Support for rescheduling of pods after changes to the SWM Application CR
When adding or removing pods from the SWM Application CR or changing the nodeRecommendations
, while the SWM Application is in the Running
state, SWM QoS Scheduler does not adapt to these changes and the changes are also not reflected in the infrastructure.
The CODECO Deliverable D9 v1.0 from 28.06.2023 also lists the following items under main functionality:
- Dynamic placement of application workloads (re-scheduling). SWM makes a new decision on placement of workloads whenever conditions change (e.g., new applications/components added, applications/components removed or changed, infrastructure conditions changed, change of QoS requirements by the user).
- [...]
- Application workload migration. SWM manages moving a workload already running on a compute node to another compute node.
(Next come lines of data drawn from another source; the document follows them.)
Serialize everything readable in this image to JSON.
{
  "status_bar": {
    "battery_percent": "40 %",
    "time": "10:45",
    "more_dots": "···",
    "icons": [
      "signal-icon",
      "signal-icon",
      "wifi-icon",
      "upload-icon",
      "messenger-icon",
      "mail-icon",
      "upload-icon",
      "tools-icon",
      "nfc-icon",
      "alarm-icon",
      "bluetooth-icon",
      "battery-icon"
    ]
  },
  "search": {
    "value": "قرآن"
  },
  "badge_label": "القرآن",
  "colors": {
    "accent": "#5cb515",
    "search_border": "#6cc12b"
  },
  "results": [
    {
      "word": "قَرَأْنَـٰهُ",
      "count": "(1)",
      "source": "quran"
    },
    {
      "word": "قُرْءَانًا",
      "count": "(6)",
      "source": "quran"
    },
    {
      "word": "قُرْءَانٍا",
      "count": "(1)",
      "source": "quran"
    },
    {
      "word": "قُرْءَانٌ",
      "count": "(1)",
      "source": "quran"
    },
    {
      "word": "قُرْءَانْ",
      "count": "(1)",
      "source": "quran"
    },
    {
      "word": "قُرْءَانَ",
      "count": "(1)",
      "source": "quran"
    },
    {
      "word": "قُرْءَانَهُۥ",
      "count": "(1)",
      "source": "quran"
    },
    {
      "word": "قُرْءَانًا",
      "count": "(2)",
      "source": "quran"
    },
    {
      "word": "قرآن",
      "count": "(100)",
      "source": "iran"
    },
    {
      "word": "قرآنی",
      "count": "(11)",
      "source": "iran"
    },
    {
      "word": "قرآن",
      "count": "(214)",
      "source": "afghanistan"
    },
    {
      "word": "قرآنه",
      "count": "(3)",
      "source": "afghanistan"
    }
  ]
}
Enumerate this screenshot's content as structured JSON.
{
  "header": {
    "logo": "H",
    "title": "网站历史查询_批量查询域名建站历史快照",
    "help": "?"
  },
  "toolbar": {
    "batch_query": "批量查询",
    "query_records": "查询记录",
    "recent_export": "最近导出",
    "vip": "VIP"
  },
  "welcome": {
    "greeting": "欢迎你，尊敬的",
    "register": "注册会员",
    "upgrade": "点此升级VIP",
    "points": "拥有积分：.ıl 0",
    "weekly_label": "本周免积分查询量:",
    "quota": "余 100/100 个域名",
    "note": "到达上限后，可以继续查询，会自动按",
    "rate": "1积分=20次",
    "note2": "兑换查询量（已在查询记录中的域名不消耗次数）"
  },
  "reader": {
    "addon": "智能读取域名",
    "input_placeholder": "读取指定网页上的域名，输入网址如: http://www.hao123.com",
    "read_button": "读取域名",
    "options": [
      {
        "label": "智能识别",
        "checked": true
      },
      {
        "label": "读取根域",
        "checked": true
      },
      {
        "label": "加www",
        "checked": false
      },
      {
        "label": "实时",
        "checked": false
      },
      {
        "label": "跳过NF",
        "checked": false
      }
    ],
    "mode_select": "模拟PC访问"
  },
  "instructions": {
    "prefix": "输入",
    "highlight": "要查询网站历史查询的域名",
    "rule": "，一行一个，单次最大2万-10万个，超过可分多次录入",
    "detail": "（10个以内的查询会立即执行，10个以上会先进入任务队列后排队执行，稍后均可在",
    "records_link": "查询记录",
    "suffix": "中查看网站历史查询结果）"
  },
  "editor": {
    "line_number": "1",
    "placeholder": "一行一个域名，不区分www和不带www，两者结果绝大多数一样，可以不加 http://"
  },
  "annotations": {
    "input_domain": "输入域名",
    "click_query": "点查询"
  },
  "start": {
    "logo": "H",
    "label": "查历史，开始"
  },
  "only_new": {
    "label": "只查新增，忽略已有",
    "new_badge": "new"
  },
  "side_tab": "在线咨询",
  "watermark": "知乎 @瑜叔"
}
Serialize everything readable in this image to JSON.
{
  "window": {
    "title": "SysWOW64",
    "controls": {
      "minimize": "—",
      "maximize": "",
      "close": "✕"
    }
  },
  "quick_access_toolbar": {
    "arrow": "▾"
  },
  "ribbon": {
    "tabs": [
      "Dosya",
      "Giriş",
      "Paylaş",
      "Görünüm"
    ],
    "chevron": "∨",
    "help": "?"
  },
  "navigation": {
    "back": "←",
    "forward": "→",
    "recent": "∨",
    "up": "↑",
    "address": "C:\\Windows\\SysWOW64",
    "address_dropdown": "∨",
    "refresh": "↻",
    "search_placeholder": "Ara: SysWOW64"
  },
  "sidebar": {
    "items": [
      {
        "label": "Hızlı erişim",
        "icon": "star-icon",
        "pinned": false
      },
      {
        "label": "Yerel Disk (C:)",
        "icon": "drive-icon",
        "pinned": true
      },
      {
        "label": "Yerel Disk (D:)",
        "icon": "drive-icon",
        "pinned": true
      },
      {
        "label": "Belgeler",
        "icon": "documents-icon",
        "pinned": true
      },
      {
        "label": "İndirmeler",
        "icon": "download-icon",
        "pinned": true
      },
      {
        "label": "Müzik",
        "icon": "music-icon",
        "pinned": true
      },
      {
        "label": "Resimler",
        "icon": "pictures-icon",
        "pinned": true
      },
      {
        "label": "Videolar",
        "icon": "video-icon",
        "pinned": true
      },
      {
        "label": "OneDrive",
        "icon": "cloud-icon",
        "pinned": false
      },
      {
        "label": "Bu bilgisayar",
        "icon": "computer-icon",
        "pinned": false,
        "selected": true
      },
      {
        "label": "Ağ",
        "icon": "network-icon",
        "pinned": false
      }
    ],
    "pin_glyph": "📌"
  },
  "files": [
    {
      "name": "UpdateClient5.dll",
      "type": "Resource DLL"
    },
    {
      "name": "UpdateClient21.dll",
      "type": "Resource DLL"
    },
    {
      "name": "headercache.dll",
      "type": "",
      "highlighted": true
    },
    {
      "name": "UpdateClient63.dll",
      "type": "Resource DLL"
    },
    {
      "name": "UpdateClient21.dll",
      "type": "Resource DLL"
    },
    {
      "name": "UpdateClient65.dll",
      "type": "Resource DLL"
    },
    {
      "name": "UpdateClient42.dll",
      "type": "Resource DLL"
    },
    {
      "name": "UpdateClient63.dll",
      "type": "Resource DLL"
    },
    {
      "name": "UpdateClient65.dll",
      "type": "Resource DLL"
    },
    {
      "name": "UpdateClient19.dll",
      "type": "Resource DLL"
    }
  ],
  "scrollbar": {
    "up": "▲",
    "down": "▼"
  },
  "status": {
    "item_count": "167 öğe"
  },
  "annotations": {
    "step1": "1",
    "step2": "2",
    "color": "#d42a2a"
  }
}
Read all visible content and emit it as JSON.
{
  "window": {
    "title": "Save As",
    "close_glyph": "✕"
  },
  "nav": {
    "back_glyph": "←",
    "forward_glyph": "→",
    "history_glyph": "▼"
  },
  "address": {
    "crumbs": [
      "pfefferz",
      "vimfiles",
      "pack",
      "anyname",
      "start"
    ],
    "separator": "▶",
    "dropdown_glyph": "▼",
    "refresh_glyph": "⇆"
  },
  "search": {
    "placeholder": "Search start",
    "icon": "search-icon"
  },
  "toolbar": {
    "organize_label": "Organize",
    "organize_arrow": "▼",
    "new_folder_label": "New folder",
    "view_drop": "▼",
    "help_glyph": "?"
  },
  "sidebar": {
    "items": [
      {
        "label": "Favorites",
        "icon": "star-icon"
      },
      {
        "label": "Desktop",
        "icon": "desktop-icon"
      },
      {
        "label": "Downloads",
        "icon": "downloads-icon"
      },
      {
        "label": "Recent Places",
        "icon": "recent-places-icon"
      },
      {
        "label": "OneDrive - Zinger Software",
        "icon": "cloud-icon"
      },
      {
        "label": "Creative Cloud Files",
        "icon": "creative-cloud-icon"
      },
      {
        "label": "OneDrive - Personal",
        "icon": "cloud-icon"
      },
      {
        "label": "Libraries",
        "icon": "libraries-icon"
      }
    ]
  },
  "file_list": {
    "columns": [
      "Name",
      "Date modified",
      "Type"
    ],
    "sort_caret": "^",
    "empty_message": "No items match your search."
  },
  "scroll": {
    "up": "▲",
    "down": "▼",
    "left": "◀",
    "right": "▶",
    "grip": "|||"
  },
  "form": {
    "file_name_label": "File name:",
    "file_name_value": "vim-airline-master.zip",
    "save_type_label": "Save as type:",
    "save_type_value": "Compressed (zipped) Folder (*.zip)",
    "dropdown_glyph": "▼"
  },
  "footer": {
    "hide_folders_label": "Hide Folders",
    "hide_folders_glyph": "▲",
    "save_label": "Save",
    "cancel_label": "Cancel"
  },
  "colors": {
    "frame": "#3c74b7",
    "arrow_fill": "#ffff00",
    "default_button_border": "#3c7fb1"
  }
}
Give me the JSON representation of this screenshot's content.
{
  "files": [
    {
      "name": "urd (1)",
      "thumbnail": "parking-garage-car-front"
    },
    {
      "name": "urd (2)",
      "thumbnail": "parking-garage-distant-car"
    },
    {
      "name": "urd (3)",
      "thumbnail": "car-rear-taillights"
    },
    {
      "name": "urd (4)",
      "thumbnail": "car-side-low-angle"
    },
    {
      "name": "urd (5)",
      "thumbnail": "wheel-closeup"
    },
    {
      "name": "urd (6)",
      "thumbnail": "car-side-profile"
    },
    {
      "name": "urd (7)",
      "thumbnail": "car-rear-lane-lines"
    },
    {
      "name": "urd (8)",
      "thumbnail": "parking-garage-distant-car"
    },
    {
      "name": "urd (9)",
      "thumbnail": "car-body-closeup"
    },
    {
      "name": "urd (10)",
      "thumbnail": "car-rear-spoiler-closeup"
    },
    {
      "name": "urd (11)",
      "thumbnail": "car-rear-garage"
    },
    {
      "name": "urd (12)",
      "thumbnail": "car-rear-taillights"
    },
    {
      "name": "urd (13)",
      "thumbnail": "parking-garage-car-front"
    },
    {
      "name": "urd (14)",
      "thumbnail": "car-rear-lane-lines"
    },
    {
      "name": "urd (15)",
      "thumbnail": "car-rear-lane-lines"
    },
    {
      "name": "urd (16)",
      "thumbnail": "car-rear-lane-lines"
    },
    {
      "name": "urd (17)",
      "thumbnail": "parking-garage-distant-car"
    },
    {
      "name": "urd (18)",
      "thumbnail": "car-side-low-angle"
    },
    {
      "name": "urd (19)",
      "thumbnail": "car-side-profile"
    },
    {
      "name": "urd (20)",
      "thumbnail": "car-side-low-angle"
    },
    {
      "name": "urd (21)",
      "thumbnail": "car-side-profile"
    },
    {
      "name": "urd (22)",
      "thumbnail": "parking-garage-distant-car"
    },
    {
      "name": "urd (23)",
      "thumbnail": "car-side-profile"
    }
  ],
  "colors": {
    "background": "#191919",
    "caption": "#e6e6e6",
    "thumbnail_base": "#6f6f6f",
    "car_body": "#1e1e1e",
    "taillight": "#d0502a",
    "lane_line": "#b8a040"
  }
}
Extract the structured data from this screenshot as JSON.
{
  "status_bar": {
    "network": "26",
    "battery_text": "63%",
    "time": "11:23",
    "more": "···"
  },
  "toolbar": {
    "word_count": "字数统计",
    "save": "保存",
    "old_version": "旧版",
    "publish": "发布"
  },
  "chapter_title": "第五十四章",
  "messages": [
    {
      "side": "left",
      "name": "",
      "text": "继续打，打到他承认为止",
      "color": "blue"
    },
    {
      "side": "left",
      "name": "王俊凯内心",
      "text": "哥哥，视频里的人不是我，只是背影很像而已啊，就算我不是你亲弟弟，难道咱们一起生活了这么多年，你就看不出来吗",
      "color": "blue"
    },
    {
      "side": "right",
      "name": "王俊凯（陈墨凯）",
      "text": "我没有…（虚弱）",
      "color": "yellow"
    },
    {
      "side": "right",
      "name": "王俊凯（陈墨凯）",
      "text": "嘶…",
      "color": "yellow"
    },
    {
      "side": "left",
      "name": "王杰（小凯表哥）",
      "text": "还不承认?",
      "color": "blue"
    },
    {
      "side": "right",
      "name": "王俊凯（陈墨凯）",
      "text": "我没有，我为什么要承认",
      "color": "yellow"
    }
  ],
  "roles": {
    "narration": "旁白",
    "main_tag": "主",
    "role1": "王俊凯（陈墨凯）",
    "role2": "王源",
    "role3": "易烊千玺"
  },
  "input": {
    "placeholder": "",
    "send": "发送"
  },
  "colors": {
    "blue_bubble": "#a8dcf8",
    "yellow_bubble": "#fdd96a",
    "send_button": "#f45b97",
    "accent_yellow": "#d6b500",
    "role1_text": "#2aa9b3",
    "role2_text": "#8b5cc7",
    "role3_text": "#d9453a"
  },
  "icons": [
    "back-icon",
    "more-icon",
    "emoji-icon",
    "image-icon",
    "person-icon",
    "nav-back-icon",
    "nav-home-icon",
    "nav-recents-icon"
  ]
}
This will be implemented in different qualities and steps:
- Migration of stateless workloads.
- Migration of stateful workloads (with service disruption).
- Zero downtime migration of stateful workloads: without (or only small, defined) service disruption.
However, these seem to not be implemented right now: If a SWM Application is in the Running
state, the Reconcile
method will call the processRunningState
function in scheduler/controllers/application_controller.go
. However, that function ignores pods that were removed from the Application, it ignores changes to the nodeRecommendations
and it ignores any other change to the SWM Application CR, with the exception of missing pods and changes to the channels.
We would have expected that if the nodeRecommendations
change or we add a pod or remove a pod, SWM would call the Workload Placement Solver again, to construct a new assignment plan and then migrate pods to new nodes and recreate them based on the new assignment plan.
Without this critical function, the PDLC component is effectively useless, as changes to the nodeRecommendations
don't trigger a rescheduling in SWM.